Iraq bought 2.5 tons of bullion on Thursday to bring its reserves to 132.73 tons, Mazin Sabah, director general of the central bank’s investments department, said in an interview in Baghdad. The strategy is to acquire more gold in the second half of the year, Sabah said.
“Our current plan is to buy small quantities over multiple times, not a big quantity in one go,” Sabah said.
Central banks around the world are expanding their holdings of bullion amid escalating geopolitical and economic risks. Iraq, OPEC’s second-biggest oil producer, resumed gold purchases in 2022 after a four-year hiatus, under a program to diversify its roughly $100 billion in foreign assets.
Iraq’s central bank bought 34 tons of gold last June, a one-time increase of 35% in its holdings.

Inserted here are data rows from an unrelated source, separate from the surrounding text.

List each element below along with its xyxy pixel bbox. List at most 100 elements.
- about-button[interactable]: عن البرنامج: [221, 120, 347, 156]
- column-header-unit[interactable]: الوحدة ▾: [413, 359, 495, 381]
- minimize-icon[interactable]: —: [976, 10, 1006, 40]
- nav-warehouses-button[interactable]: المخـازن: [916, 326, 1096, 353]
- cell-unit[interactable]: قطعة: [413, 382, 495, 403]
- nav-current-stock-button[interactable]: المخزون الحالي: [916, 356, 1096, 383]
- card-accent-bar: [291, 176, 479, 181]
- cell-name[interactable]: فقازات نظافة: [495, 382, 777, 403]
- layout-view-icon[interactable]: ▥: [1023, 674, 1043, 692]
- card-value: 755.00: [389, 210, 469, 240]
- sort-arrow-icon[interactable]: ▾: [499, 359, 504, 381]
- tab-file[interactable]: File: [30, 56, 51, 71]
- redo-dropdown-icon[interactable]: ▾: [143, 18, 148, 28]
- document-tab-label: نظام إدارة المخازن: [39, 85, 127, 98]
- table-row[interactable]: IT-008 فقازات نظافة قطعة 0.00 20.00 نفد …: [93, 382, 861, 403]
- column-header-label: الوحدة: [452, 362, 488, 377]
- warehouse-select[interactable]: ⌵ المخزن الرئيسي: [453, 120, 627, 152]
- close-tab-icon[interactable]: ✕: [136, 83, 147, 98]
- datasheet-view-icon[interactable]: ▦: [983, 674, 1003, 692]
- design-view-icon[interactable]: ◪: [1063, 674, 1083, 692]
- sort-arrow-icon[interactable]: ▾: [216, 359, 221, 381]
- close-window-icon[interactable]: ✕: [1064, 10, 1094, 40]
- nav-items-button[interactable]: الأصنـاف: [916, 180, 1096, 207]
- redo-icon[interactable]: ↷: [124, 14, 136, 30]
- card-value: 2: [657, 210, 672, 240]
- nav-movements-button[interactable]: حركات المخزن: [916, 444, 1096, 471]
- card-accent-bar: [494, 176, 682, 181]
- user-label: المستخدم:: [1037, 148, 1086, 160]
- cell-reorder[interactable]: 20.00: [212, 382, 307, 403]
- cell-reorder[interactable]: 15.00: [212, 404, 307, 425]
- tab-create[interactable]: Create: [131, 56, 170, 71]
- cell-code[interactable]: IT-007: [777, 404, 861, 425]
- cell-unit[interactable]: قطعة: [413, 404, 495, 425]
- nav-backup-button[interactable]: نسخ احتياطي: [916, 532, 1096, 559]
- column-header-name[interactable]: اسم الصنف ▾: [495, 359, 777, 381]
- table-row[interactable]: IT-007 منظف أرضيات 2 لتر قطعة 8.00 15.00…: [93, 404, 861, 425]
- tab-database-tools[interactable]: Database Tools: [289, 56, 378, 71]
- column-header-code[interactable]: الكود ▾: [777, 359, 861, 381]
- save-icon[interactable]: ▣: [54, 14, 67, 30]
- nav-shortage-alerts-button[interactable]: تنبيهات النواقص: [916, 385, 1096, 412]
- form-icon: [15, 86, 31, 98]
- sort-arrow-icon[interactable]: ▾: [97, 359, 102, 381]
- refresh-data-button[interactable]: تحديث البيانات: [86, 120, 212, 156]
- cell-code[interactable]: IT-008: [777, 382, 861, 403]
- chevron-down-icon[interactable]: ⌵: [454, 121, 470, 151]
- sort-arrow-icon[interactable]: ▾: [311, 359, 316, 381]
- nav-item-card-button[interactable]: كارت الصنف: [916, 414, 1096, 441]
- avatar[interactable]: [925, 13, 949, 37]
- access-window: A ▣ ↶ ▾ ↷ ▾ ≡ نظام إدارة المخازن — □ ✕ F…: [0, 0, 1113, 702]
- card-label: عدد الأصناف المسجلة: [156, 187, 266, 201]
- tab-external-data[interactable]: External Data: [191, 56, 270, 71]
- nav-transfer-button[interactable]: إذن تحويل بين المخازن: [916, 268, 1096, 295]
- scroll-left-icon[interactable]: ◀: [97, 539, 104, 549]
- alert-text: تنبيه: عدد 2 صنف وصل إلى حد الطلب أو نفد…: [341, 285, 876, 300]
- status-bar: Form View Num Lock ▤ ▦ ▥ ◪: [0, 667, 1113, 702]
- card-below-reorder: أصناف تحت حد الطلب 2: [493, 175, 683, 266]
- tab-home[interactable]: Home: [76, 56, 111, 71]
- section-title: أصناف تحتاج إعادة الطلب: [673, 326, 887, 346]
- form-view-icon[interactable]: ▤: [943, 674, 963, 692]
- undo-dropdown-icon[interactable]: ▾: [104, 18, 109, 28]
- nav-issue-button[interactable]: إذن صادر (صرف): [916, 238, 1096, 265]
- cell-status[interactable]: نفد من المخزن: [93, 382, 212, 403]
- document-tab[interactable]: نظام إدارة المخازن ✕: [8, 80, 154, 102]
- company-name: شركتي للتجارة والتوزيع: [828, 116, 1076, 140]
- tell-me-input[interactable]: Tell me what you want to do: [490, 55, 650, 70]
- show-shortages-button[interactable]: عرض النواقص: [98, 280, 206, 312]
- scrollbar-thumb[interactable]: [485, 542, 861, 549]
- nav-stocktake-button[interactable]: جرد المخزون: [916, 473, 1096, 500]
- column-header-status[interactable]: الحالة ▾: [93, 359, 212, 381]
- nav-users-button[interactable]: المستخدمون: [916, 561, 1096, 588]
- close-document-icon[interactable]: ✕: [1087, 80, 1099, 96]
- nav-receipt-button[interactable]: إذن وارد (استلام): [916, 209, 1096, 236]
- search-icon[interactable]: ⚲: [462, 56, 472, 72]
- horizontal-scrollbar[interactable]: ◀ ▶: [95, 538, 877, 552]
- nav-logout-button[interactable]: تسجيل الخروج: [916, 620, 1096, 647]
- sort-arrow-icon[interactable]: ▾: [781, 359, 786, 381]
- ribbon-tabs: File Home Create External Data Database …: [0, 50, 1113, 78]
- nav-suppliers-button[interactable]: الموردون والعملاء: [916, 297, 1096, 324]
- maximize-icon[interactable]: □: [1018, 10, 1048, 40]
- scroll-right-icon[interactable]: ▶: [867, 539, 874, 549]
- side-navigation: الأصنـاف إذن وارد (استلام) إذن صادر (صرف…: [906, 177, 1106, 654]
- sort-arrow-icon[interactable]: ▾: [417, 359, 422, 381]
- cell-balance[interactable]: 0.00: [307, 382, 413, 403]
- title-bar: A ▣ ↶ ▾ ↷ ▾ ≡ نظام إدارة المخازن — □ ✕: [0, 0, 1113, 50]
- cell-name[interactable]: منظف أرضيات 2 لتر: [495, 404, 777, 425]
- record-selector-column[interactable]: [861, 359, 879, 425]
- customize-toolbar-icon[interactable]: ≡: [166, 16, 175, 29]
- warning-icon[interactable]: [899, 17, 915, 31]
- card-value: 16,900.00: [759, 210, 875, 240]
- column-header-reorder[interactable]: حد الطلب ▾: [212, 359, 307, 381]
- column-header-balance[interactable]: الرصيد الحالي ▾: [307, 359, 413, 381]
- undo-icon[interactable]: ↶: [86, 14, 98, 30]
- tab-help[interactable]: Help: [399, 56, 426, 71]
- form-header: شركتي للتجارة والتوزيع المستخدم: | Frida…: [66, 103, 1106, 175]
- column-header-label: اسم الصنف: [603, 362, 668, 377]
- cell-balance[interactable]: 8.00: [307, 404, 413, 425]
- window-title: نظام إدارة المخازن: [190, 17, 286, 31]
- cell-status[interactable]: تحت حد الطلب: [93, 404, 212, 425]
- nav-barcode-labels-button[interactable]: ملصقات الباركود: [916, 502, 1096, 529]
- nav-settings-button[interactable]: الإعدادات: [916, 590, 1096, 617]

It stores bullion with the Bank of England and the Bank of France.
Sabah said the central bank’s approach is to add to its gold reserves whenever the precious metal’s price reaches a level that matches the investment department’s guidelines.
Gold, which was within touching distance of a record earlier this month, had its third consecutive weekly loss as signs of resilience in the US economy increased the likelihood that the Federal Reserve will keep raising interest rates. The metal is more appealing to investors for returns when rates are low.
Gold demand from central banks fell to 228.4 tons in the first quarter, down 40% from the preceding three months, according to a report from the World Gold Council. While that’s still strong, it’s the second straight quarter of decline, a sign the institutions’ historic bullion binge may be coming to an end.